Agency torpedoes canyon planning

  • Rafters on the Arkansas River in Colorado

    Tim Brown photo
  ARIZONA

Grand Canyon National Park recently pulled the plug on consensus efforts among private boaters, environmentalists and commercial rafting companies (HCN, 12/21/98: Grand Canyon Gridlock). The outcome could have reduced the number of motorized boats on the river by giving more permits to private rafters and kayakers, and by implementing a wilderness management plan.


The Park Service says discussions had become polarized and contentious, with no resolution in sight. "How much time and taxpayer dollars can we spend on issues that appear unresolvable?" asks Maureen Oltrogge, a spokeswoman for Grand Canyon National Park.


She says the agency wants to wait for Congress to make the decision on wilderness designation. Most of the park, including the river, was first recommended for wilderness more than 20 years ago. Congress has failed to act, allowing commercial guides to speed tourists down the river on motorized rafts.


Environmentalists and private boaters say they are frustrated because Park Superintendent Robert Arnberger has the power to make many of the tough decisions; instead, he's passing the buck to Congress.


"The park is mandated to manage for wilderness experience and they're not doing it," says Kim Crumbo, a former river ranger in the canyon and now a staffer with the Southwest Forest Alliance.

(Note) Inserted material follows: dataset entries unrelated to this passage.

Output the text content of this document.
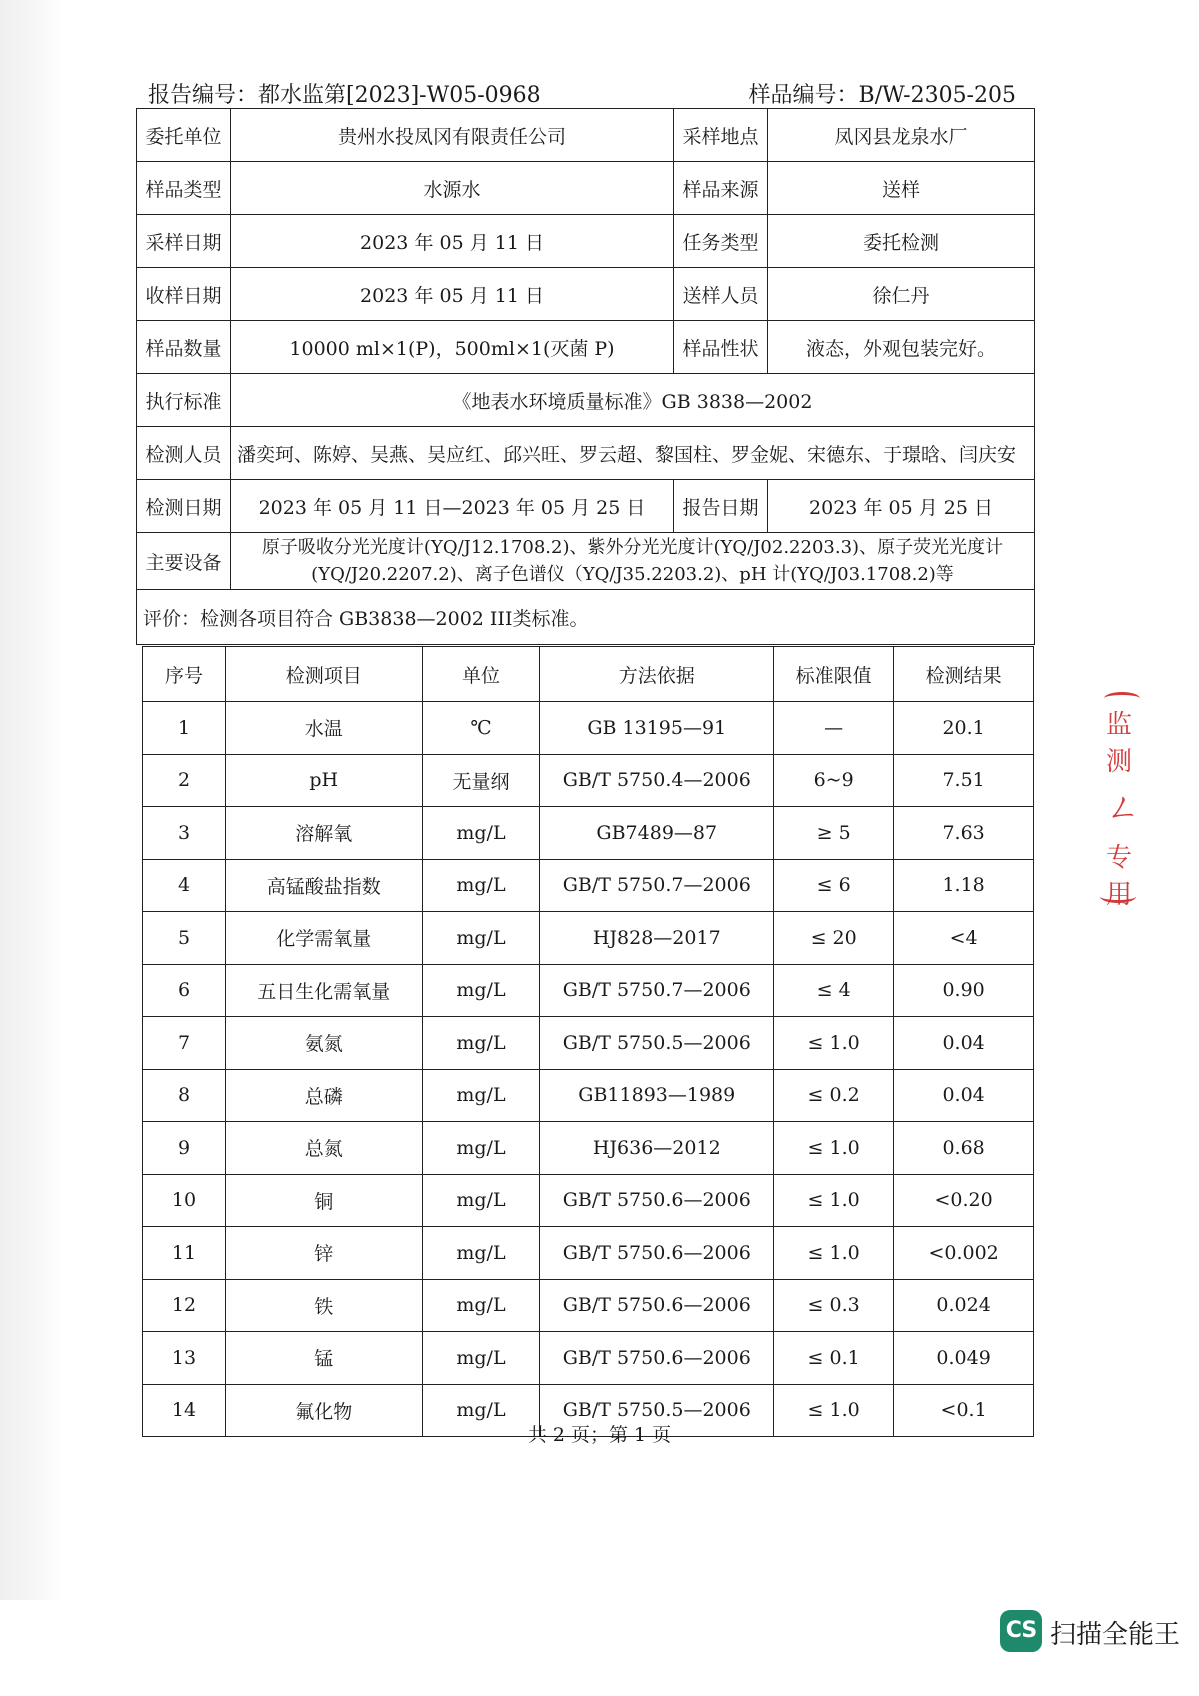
报告编号：都水监第[2023]-W05-0968	样品编号：B/W-2305-205
委托单位	贵州水投凤冈有限责任公司	采样地点	凤冈县龙泉水厂
样品类型	水源水	样品来源	送样
采样日期	2023 年 05 月 11 日	任务类型	委托检测
收样日期	2023 年 05 月 11 日	送样人员	徐仁丹
样品数量	10000 ml×1(P)，500ml×1(灭菌 P)	样品性状	液态，外观包装完好。
执行标准	《地表水环境质量标准》GB 3838—2002		
检测人员	潘奕珂、陈婷、吴燕、吴应红、邱兴旺、罗云超、黎国柱、罗金妮、宋德东、于璟晗、闫庆安		
检测日期	2023 年 05 月 11 日—2023 年 05 月 25 日	报告日期	2023 年 05 月 25 日
主要设备	原子吸收分光光度计(YQ/J12.1708.2)、紫外分光光度计(YQ/J02.2203.3)、原子荧光光度计
(YQ/J20.2207.2)、离子色谱仪（YQ/J35.2203.2)、pH 计(YQ/J03.1708.2)等		

评价：检测各项目符合 GB3838—2002 III类标准。			
序号	检测项目	单位	方法依据	标准限值	检测结果
1	水温	℃	GB 13195—91	—	20.1
2	pH	无量纲	GB/T 5750.4—2006	6~9	7.51
3	溶解氧	mg/L	GB7489—87	≥ 5	7.63
4	高锰酸盐指数	mg/L	GB/T 5750.7—2006	≤ 6	1.18
5	化学需氧量	mg/L	HJ828—2017	≤ 20	<4
6	五日生化需氧量	mg/L	GB/T 5750.7—2006	≤ 4	0.90
7	氨氮	mg/L	GB/T 5750.5—2006	≤ 1.0	0.04
8	总磷	mg/L	GB11893—1989	≤ 0.2	0.04
9	总氮	mg/L	HJ636—2012	≤ 1.0	0.68
10	铜	mg/L	GB/T 5750.6—2006	≤ 1.0	<0.20
11	锌	mg/L	GB/T 5750.6—2006	≤ 1.0	<0.002
12	铁	mg/L	GB/T 5750.6—2006	≤ 0.3	0.024
13	锰	mg/L	GB/T 5750.6—2006	≤ 0.1	0.049
14	氟化物	mg/L	GB/T 5750.5—2006	≤ 1.0	<0.1
共 2 页；第 1 页
监测
ㄥ
专用
CS 扫描全能王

Crumbo charges that guide companies make millions of dollars exploiting a publicly owned treasure while pushing to "dictate what goes on." He says almost 80 percent of river permits go to companies operating motorized trips, while private boaters must wait up to 20 years for a turn on the river.


Grand Canyon Private Boaters Association recently filed a suit against the park in federal court, saying that halting the planning process now silences the public and denies fair access to the river. Some environmental groups say they may also file lawsuits to force wilderness management of the park.